Todo novo governo faz redobrar as esperanças; um vizinho, senhor de idade já avançada e que foi testemunha ocular de várias ocorrências graves naquele sitio, inclusive com mortes, continua esperançoso: o governador Siqueira agora vai fazer a nova ponte, ele não é de prosaria piquitita, como todos os outros, mas para quem fez o Estado do Tocantins no “peito e na coragem” esta ponte é “café pequeno”; vários outros peões que nos rodeavam apoiaram, esperançosos: - “Ôta! O velhinho enfrentou gente moça e graúda nesta eleição e meteu o pau neles todos e não vai ficar “pombeando” por ai”.
A grande novidade e que domina as conversas é a próxima chegada da luz elétrica para a região localizada do lado de cá do rio Piabanha, sinto até certa euforia nas discussões, quando os vizinhos tocam no assunto, cada um fazendo mais planos a respeito de como utilizá-la; nosso funcionário Ramirinho, auxiliado pelos filhos e pela esposa Da. Serena, decidiu pela compra de uma televisão, um ventilador e uma geladeira.
Todos os filhos possuem telefone celular e o pai um bom aparelho mp4 com mais de uma centena de músicas sertanejas e que carregam na energia quando vão ao lugarejo, os três filhos possuem bicicletas que, aliás, depois que o pai comprou uma moto, estão um pouco abandonadas; há cerca de um ano compraram um carro, ano de fabricação 1995, em prestações que se encaixam no ordenado do Ramirinho.

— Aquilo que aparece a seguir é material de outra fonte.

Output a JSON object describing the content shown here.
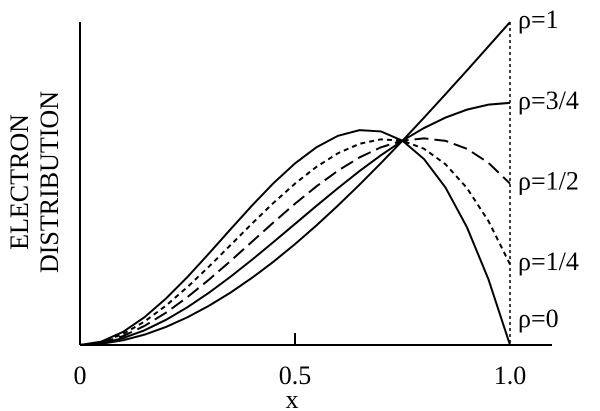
{
  "chart_data": {
    "type": "line",
    "xlabel": "x",
    "ylabel": [
      "ELECTRON",
      "DISTRIBUTION"
    ],
    "x": [
      0,
      0.05,
      0.1,
      0.15,
      0.2,
      0.25,
      0.3,
      0.35,
      0.4,
      0.45,
      0.5,
      0.55,
      0.6,
      0.65,
      0.7,
      0.75,
      0.8,
      0.85,
      0.9,
      0.95,
      1.0
    ],
    "xlim": [
      0,
      1
    ],
    "xticks": [
      0,
      0.5,
      {
        "value": 1,
        "label": "1.0"
      }
    ],
    "ylim": [
      0,
      0.7
    ],
    "series": [
      {
        "name": "ρ=1",
        "color": "#000000",
        "dash": "none",
        "values": [
          0,
          0.0025,
          0.0097,
          0.0214,
          0.0373,
          0.0573,
          0.081,
          0.1082,
          0.1387,
          0.1721,
          0.2083,
          0.247,
          0.288,
          0.331,
          0.3757,
          0.4219,
          0.4693,
          0.5178,
          0.567,
          0.6167,
          0.6667
        ]
      },
      {
        "name": "ρ=3/4",
        "color": "#000000",
        "dash": "none",
        "values": [
          0,
          0.0036,
          0.014,
          0.0304,
          0.052,
          0.0781,
          0.108,
          0.1409,
          0.176,
          0.2126,
          0.25,
          0.2874,
          0.324,
          0.3591,
          0.392,
          0.4219,
          0.448,
          0.4696,
          0.486,
          0.4964,
          0.5
        ]
      },
      {
        "name": "ρ=1/2",
        "color": "#000000",
        "dash": "14,6",
        "values": [
          0,
          0.0048,
          0.0183,
          0.0394,
          0.0667,
          0.099,
          0.135,
          0.1735,
          0.2133,
          0.2531,
          0.2917,
          0.3277,
          0.36,
          0.3873,
          0.4083,
          0.4219,
          0.4267,
          0.4215,
          0.405,
          0.3761,
          0.3333
        ]
      },
      {
        "name": "ρ=1/4",
        "color": "#000000",
        "dash": "5,4",
        "values": [
          0,
          0.006,
          0.0227,
          0.0484,
          0.0813,
          0.1198,
          0.162,
          0.2062,
          0.2507,
          0.2936,
          0.3333,
          0.368,
          0.396,
          0.4155,
          0.4247,
          0.4219,
          0.4053,
          0.3733,
          0.324,
          0.2557,
          0.1667
        ]
      },
      {
        "name": "ρ=0",
        "color": "#000000",
        "dash": "none",
        "values": [
          0,
          0.0071,
          0.027,
          0.0574,
          0.096,
          0.1406,
          0.189,
          0.2389,
          0.288,
          0.3341,
          0.375,
          0.4084,
          0.432,
          0.4436,
          0.441,
          0.4219,
          0.384,
          0.3251,
          0.243,
          0.1354,
          0
        ]
      }
    ]
  }
}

Na manhã seguinte ao da nossa chegada havíamos programado fazer a vacinação do gado, levantei-me bem cedo com o auxilio do despertador do sertão que cantava bem debaixo da nossa janela; peguei meu copo de leite com café e sentei-me à varanda na companhia do meu companheiro de viagem, meu filho Hélio Junior; de repente presenciamos uma cena inusitada, vários peões da redondeza que haviam sido adrede convidados a nos ajudar, foram chegando, quase que ao mesmo tempo, montados, não nos seus matungos, mas sim nas suas motos barulhentas, trajando vestimentas próprias de vaqueiros (chapéus, botas e calças rancheiras).
Os cavalos estão perdendo espaço como meio de transporte no sertão, ao invés da figura desgraciosa e mesmo estrangolada sobre a sela, oscilando o corpo ao sabor da marcha do animal que observa instintivamente onde pisa, vemos agora, independente da idade do condutor, uma figura esbelta e aprumada.

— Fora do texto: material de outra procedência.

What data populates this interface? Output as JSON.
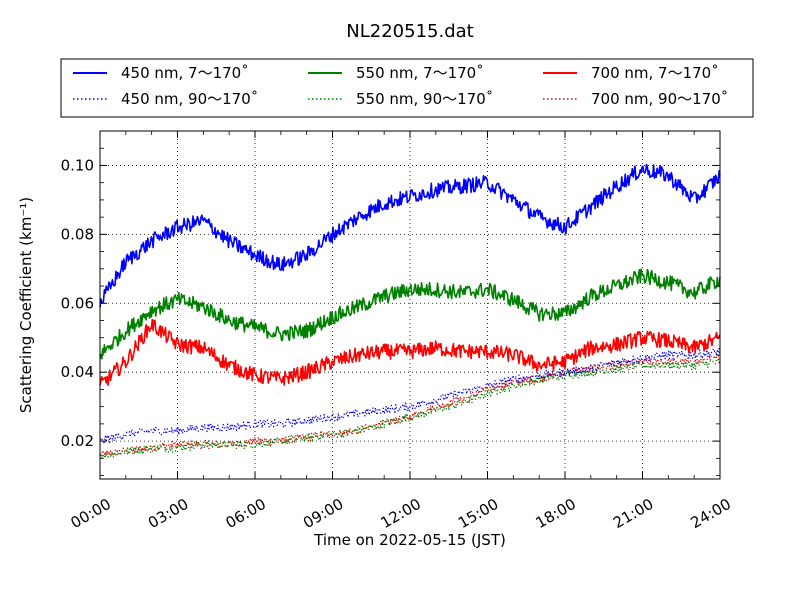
{
  "chart_data": {
    "type": "line",
    "title": "NL220515.dat",
    "xlabel": "Time on 2022-05-15 (JST)",
    "ylabel": "Scattering Coefficient (km⁻¹)",
    "x_range_hours": [
      0,
      24
    ],
    "ylim": [
      0.009,
      0.11
    ],
    "grid": true,
    "legend_position": "top",
    "x_ticks": [
      {
        "hour": 0,
        "label": "00:00"
      },
      {
        "hour": 3,
        "label": "03:00"
      },
      {
        "hour": 6,
        "label": "06:00"
      },
      {
        "hour": 9,
        "label": "09:00"
      },
      {
        "hour": 12,
        "label": "12:00"
      },
      {
        "hour": 15,
        "label": "15:00"
      },
      {
        "hour": 18,
        "label": "18:00"
      },
      {
        "hour": 21,
        "label": "21:00"
      },
      {
        "hour": 24,
        "label": "24:00"
      }
    ],
    "y_ticks": [
      {
        "value": 0.02,
        "label": "0.02"
      },
      {
        "value": 0.04,
        "label": "0.04"
      },
      {
        "value": 0.06,
        "label": "0.06"
      },
      {
        "value": 0.08,
        "label": "0.08"
      },
      {
        "value": 0.1,
        "label": "0.10"
      }
    ],
    "x_hours": [
      0,
      1,
      2,
      3,
      4,
      5,
      6,
      7,
      8,
      9,
      10,
      11,
      12,
      13,
      14,
      15,
      16,
      17,
      18,
      19,
      20,
      21,
      22,
      23,
      24
    ],
    "series": [
      {
        "name": "450 nm, 7～170˚",
        "color": "#0000ff",
        "style": "solid",
        "values": [
          0.06,
          0.072,
          0.078,
          0.082,
          0.084,
          0.078,
          0.074,
          0.071,
          0.074,
          0.08,
          0.085,
          0.089,
          0.091,
          0.093,
          0.094,
          0.095,
          0.09,
          0.085,
          0.082,
          0.088,
          0.094,
          0.099,
          0.097,
          0.09,
          0.097
        ]
      },
      {
        "name": "450 nm, 90～170˚",
        "color": "#0000ff",
        "style": "dotted",
        "values": [
          0.02,
          0.022,
          0.023,
          0.023,
          0.024,
          0.024,
          0.025,
          0.025,
          0.026,
          0.027,
          0.028,
          0.029,
          0.03,
          0.032,
          0.034,
          0.036,
          0.038,
          0.039,
          0.04,
          0.041,
          0.043,
          0.044,
          0.045,
          0.045,
          0.046
        ]
      },
      {
        "name": "550 nm, 7～170˚",
        "color": "#008000",
        "style": "solid",
        "values": [
          0.045,
          0.052,
          0.058,
          0.061,
          0.059,
          0.055,
          0.053,
          0.051,
          0.052,
          0.056,
          0.059,
          0.062,
          0.064,
          0.064,
          0.063,
          0.064,
          0.061,
          0.057,
          0.057,
          0.062,
          0.065,
          0.068,
          0.066,
          0.063,
          0.067
        ]
      },
      {
        "name": "550 nm, 90～170˚",
        "color": "#008000",
        "style": "dotted",
        "values": [
          0.016,
          0.017,
          0.018,
          0.018,
          0.019,
          0.019,
          0.019,
          0.02,
          0.021,
          0.022,
          0.023,
          0.025,
          0.027,
          0.029,
          0.031,
          0.034,
          0.036,
          0.038,
          0.039,
          0.04,
          0.041,
          0.042,
          0.042,
          0.042,
          0.043
        ]
      },
      {
        "name": "700 nm, 7～170˚",
        "color": "#ff0000",
        "style": "solid",
        "values": [
          0.036,
          0.043,
          0.054,
          0.048,
          0.047,
          0.042,
          0.039,
          0.038,
          0.04,
          0.043,
          0.045,
          0.046,
          0.046,
          0.047,
          0.046,
          0.046,
          0.045,
          0.042,
          0.043,
          0.047,
          0.048,
          0.05,
          0.049,
          0.047,
          0.05
        ]
      },
      {
        "name": "700 nm, 90～170˚",
        "color": "#ff0000",
        "style": "dotted",
        "values": [
          0.016,
          0.017,
          0.018,
          0.019,
          0.019,
          0.019,
          0.02,
          0.02,
          0.021,
          0.022,
          0.023,
          0.025,
          0.027,
          0.03,
          0.032,
          0.035,
          0.037,
          0.038,
          0.04,
          0.041,
          0.042,
          0.043,
          0.043,
          0.043,
          0.044
        ]
      }
    ]
  }
}
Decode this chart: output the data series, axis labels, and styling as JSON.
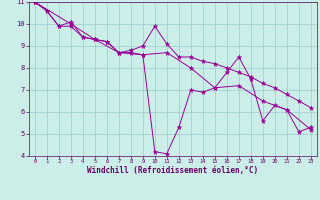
{
  "xlabel": "Windchill (Refroidissement éolien,°C)",
  "ylabel": "",
  "bg_color": "#cceee8",
  "line_color": "#990099",
  "grid_color": "#99cccc",
  "series1_x": [
    0,
    1,
    2,
    3,
    4,
    5,
    6,
    7,
    8,
    9,
    10,
    11,
    12,
    13,
    14,
    15,
    16,
    17,
    18,
    19,
    20,
    21,
    22,
    23
  ],
  "series1_y": [
    11.0,
    10.6,
    9.9,
    10.1,
    9.4,
    9.3,
    9.2,
    8.7,
    8.7,
    8.6,
    4.2,
    4.1,
    5.3,
    7.0,
    6.9,
    7.1,
    7.8,
    8.5,
    7.5,
    5.6,
    6.3,
    6.1,
    5.1,
    5.3
  ],
  "series2_x": [
    0,
    1,
    2,
    3,
    4,
    5,
    6,
    7,
    8,
    9,
    10,
    11,
    12,
    13,
    14,
    15,
    16,
    17,
    18,
    19,
    20,
    21,
    22,
    23
  ],
  "series2_y": [
    11.0,
    10.6,
    9.9,
    9.9,
    9.4,
    9.3,
    9.2,
    8.7,
    8.8,
    9.0,
    9.9,
    9.1,
    8.5,
    8.5,
    8.3,
    8.2,
    8.0,
    7.8,
    7.6,
    7.3,
    7.1,
    6.8,
    6.5,
    6.2
  ],
  "series3_x": [
    0,
    3,
    5,
    7,
    9,
    11,
    13,
    15,
    17,
    19,
    21,
    23
  ],
  "series3_y": [
    11.0,
    10.0,
    9.3,
    8.7,
    8.6,
    8.7,
    8.0,
    7.1,
    7.2,
    6.5,
    6.1,
    5.2
  ],
  "xlim": [
    -0.5,
    23.5
  ],
  "ylim": [
    4,
    11
  ],
  "xticks": [
    0,
    1,
    2,
    3,
    4,
    5,
    6,
    7,
    8,
    9,
    10,
    11,
    12,
    13,
    14,
    15,
    16,
    17,
    18,
    19,
    20,
    21,
    22,
    23
  ],
  "yticks": [
    4,
    5,
    6,
    7,
    8,
    9,
    10,
    11
  ],
  "tick_color": "#660066",
  "label_color": "#660066"
}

 Por outro lado, apesar do avanço do progresso, observo, até com certa surpresa, que os habitantes daqueles ermos, continuam cultivando as mesmas crendices que herdaram dos antepassados e, principalmente, as mesmas tradições folclóricas que aprenderam e que possivelmente, transmitirão aos filhos.
Devido às distâncias que os separa dos postos de atendimento da saúde, a medicina é a mais visada; ouvimos narrativas inacreditáveis de tratamentos alternativos para uma variada gama de intercorrências do cotidiano, levando-nos, muitas vezes, a duvidar que estas pessoas estejam vivendo na era da globalização.

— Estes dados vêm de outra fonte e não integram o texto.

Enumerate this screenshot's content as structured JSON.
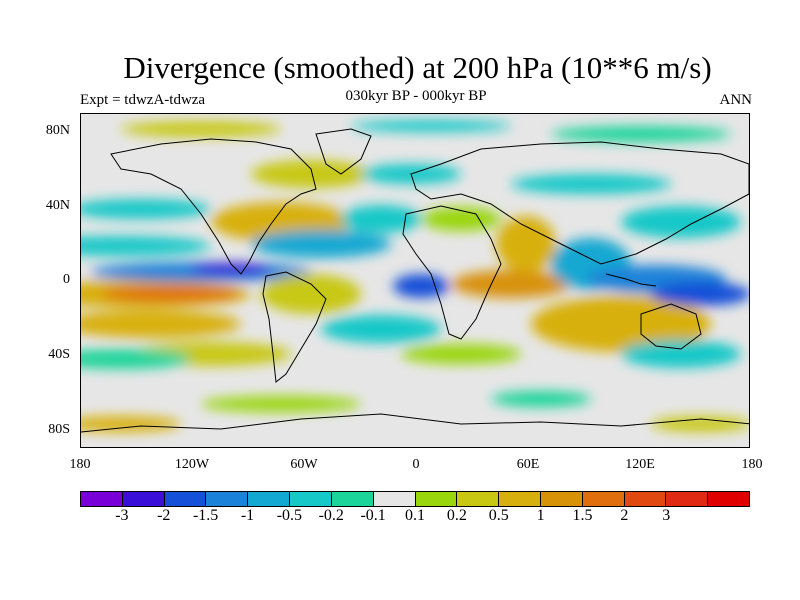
{
  "title": "Divergence (smoothed) at 200 hPa (10**6 m/s)",
  "subtitle_left": "Expt = tdwzA-tdwza",
  "subtitle_center": "030kyr BP - 000kyr BP",
  "subtitle_right": "ANN",
  "y_ticks": [
    "80N",
    "40N",
    "0",
    "40S",
    "80S"
  ],
  "x_ticks": [
    "180",
    "120W",
    "60W",
    "0",
    "60E",
    "120E",
    "180"
  ],
  "colorbar": {
    "colors": [
      "#7a00d8",
      "#3a0fd8",
      "#1450d8",
      "#1a82d8",
      "#13a8d2",
      "#16c8c8",
      "#1ad49a",
      "#e6e6e6",
      "#9ad60c",
      "#c8c812",
      "#d8b00e",
      "#d89208",
      "#e06e0c",
      "#e04a10",
      "#e02a14",
      "#e00000"
    ],
    "labels": [
      "-3",
      "-2",
      "-1.5",
      "-1",
      "-0.5",
      "-0.2",
      "-0.1",
      "0.1",
      "0.2",
      "0.5",
      "1",
      "1.5",
      "2",
      "3"
    ]
  }
}
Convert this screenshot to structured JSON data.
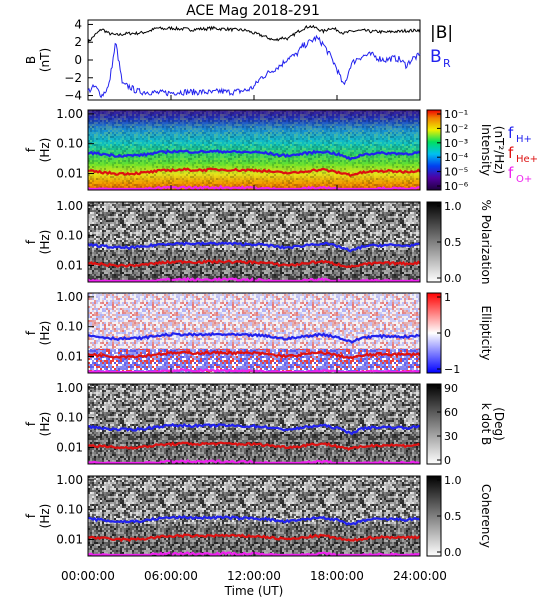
{
  "title": "ACE Mag 2018-291",
  "x_axis": {
    "label": "Time (UT)",
    "ticks": [
      "00:00:00",
      "06:00:00",
      "12:00:00",
      "18:00:00",
      "24:00:00"
    ],
    "range_hours": [
      0,
      24
    ]
  },
  "freq_ticks": [
    "1.00",
    "0.10",
    "0.01"
  ],
  "line_legend": [
    {
      "label": "f",
      "sub": "H+",
      "color": "#2222ee"
    },
    {
      "label": "f",
      "sub": "He+",
      "color": "#dd1111"
    },
    {
      "label": "f",
      "sub": "O+",
      "color": "#ee22ee"
    }
  ],
  "chart_data": [
    {
      "type": "line",
      "ylabel": [
        "B",
        "(nT)"
      ],
      "ylim": [
        -4.5,
        4.5
      ],
      "yticks": [
        -4,
        -2,
        0,
        2,
        4
      ],
      "legend": [
        {
          "text": "|B|",
          "color": "#000000"
        },
        {
          "text": "B",
          "sub": "R",
          "color": "#2222ee"
        }
      ],
      "series": [
        {
          "name": "|B|",
          "color": "#000000",
          "x": [
            0,
            0.5,
            1,
            1.5,
            2,
            2.5,
            3,
            3.5,
            4,
            4.5,
            5,
            5.5,
            6,
            6.5,
            7,
            7.5,
            8,
            8.5,
            9,
            9.5,
            10,
            10.5,
            11,
            11.5,
            12,
            12.5,
            13,
            13.5,
            14,
            14.5,
            15,
            15.5,
            16,
            16.5,
            17,
            17.5,
            18,
            18.5,
            19,
            19.5,
            20,
            20.5,
            21,
            21.5,
            22,
            22.5,
            23,
            23.5,
            24
          ],
          "y": [
            2.0,
            2.8,
            3.5,
            3.0,
            2.8,
            2.9,
            3.0,
            3.0,
            3.1,
            3.3,
            3.6,
            3.5,
            3.6,
            3.5,
            3.5,
            3.4,
            3.5,
            3.5,
            3.6,
            3.5,
            3.5,
            3.4,
            3.4,
            3.3,
            3.0,
            2.8,
            2.5,
            2.2,
            2.5,
            2.4,
            3.0,
            3.5,
            3.8,
            3.6,
            3.2,
            3.6,
            3.4,
            3.0,
            3.2,
            3.3,
            3.3,
            3.2,
            3.2,
            3.1,
            3.2,
            3.2,
            3.3,
            3.3,
            3.4
          ]
        },
        {
          "name": "B_R",
          "color": "#2222ee",
          "x": [
            0,
            0.5,
            1,
            1.5,
            2,
            2.5,
            3,
            3.5,
            4,
            4.5,
            5,
            5.5,
            6,
            6.5,
            7,
            7.5,
            8,
            8.5,
            9,
            9.5,
            10,
            10.5,
            11,
            11.5,
            12,
            12.5,
            13,
            13.5,
            14,
            14.5,
            15,
            15.5,
            16,
            16.5,
            17,
            17.5,
            18,
            18.5,
            19,
            19.5,
            20,
            20.5,
            21,
            21.5,
            22,
            22.5,
            23,
            23.5,
            24
          ],
          "y": [
            -3.5,
            -3.0,
            -4.0,
            -3.0,
            2.0,
            -2.8,
            -3.0,
            -3.5,
            -3.6,
            -3.6,
            -3.7,
            -3.7,
            -3.7,
            -3.6,
            -3.6,
            -3.6,
            -3.6,
            -3.6,
            -3.7,
            -3.5,
            -3.6,
            -3.6,
            -3.5,
            -3.4,
            -3.0,
            -2.0,
            -1.5,
            -1.0,
            -0.5,
            0.3,
            0.5,
            1.5,
            2.0,
            2.5,
            1.8,
            0.5,
            -1.0,
            -3.0,
            -0.5,
            0.2,
            0.5,
            0.6,
            0.2,
            0.0,
            0.2,
            0.1,
            -0.6,
            0.2,
            0.5
          ]
        }
      ]
    },
    {
      "type": "heatmap",
      "ylabel": [
        "f",
        "(Hz)"
      ],
      "colorbar": {
        "title_lines": [
          "Intensity",
          "(nT²/Hz)"
        ],
        "ticks": [
          "10⁻¹",
          "10⁻²",
          "10⁻³",
          "10⁻⁴",
          "10⁻⁵",
          "10⁻⁶"
        ]
      }
    },
    {
      "type": "heatmap",
      "ylabel": [
        "f",
        "(Hz)"
      ],
      "colorbar": {
        "title_lines": [
          "% Polarization"
        ],
        "ticks": [
          "1.0",
          "0.5",
          "0.0"
        ]
      }
    },
    {
      "type": "heatmap",
      "ylabel": [
        "f",
        "(Hz)"
      ],
      "colorbar": {
        "title_lines": [
          "Ellipticity"
        ],
        "ticks": [
          "1",
          "0",
          "−1"
        ]
      }
    },
    {
      "type": "heatmap",
      "ylabel": [
        "f",
        "(Hz)"
      ],
      "colorbar": {
        "title_lines": [
          "k dot B",
          "(Deg)"
        ],
        "ticks": [
          "90",
          "60",
          "30",
          "0"
        ]
      }
    },
    {
      "type": "heatmap",
      "ylabel": [
        "f",
        "(Hz)"
      ],
      "colorbar": {
        "title_lines": [
          "Coherency"
        ],
        "ticks": [
          "1.0",
          "0.5",
          "0.0"
        ]
      }
    }
  ],
  "gyrofrequency_lines": {
    "x": [
      0,
      1,
      2,
      3,
      4,
      5,
      6,
      7,
      8,
      9,
      10,
      11,
      12,
      13,
      14,
      15,
      16,
      17,
      18,
      19,
      20,
      21,
      22,
      23,
      24
    ],
    "fH": [
      0.05,
      0.045,
      0.04,
      0.04,
      0.042,
      0.05,
      0.055,
      0.055,
      0.053,
      0.055,
      0.055,
      0.052,
      0.052,
      0.048,
      0.04,
      0.042,
      0.05,
      0.055,
      0.045,
      0.03,
      0.045,
      0.048,
      0.048,
      0.046,
      0.05
    ],
    "fHe": [
      0.012,
      0.011,
      0.01,
      0.01,
      0.0105,
      0.012,
      0.013,
      0.0135,
      0.013,
      0.0135,
      0.0135,
      0.013,
      0.013,
      0.012,
      0.0105,
      0.0105,
      0.0125,
      0.0135,
      0.011,
      0.009,
      0.011,
      0.012,
      0.012,
      0.0115,
      0.0125
    ],
    "fO": [
      0.0032,
      0.003,
      0.0028,
      0.0028,
      0.0029,
      0.0032,
      0.0034,
      0.0034,
      0.0033,
      0.0034,
      0.0034,
      0.0033,
      0.0033,
      0.0031,
      0.0029,
      0.0029,
      0.0032,
      0.0034,
      0.003,
      0.0027,
      0.003,
      0.0031,
      0.0031,
      0.003,
      0.0032
    ]
  }
}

Ramirinho conta-me a história da sua sogra que foi “ofendida” por uma cobra (era uma cascavoa!) e que foi curada, graças ao uso de um chá, feito com as folhas das árvores “batata de tiú”, além de banho no local da picada com “óleo de buriti”; naquele tempo, disse-me ele, uma viagem daqui até Taquarussú, em lombo de burro ou em “padiolas de lençol” durava mais de cinco dias; como ela estava sofrendo muito, decidimos usar os remédios que sempre deram certo. Ela ficou curada, apesar de ter ficado com uma paralisia na metade do corpo e a ferida do pé “azangou” tanto que ela acabou ficando cotó.
Não era motivo de riso, logicamente, porém, Ramirinho deu boas gargalhadas ao contar esta ocorrência, emendando, para explicar a razão deste seu comportamento:
- Pelo menos ela nunca mais correu atrás de mim quando eu bebia umas cachaças!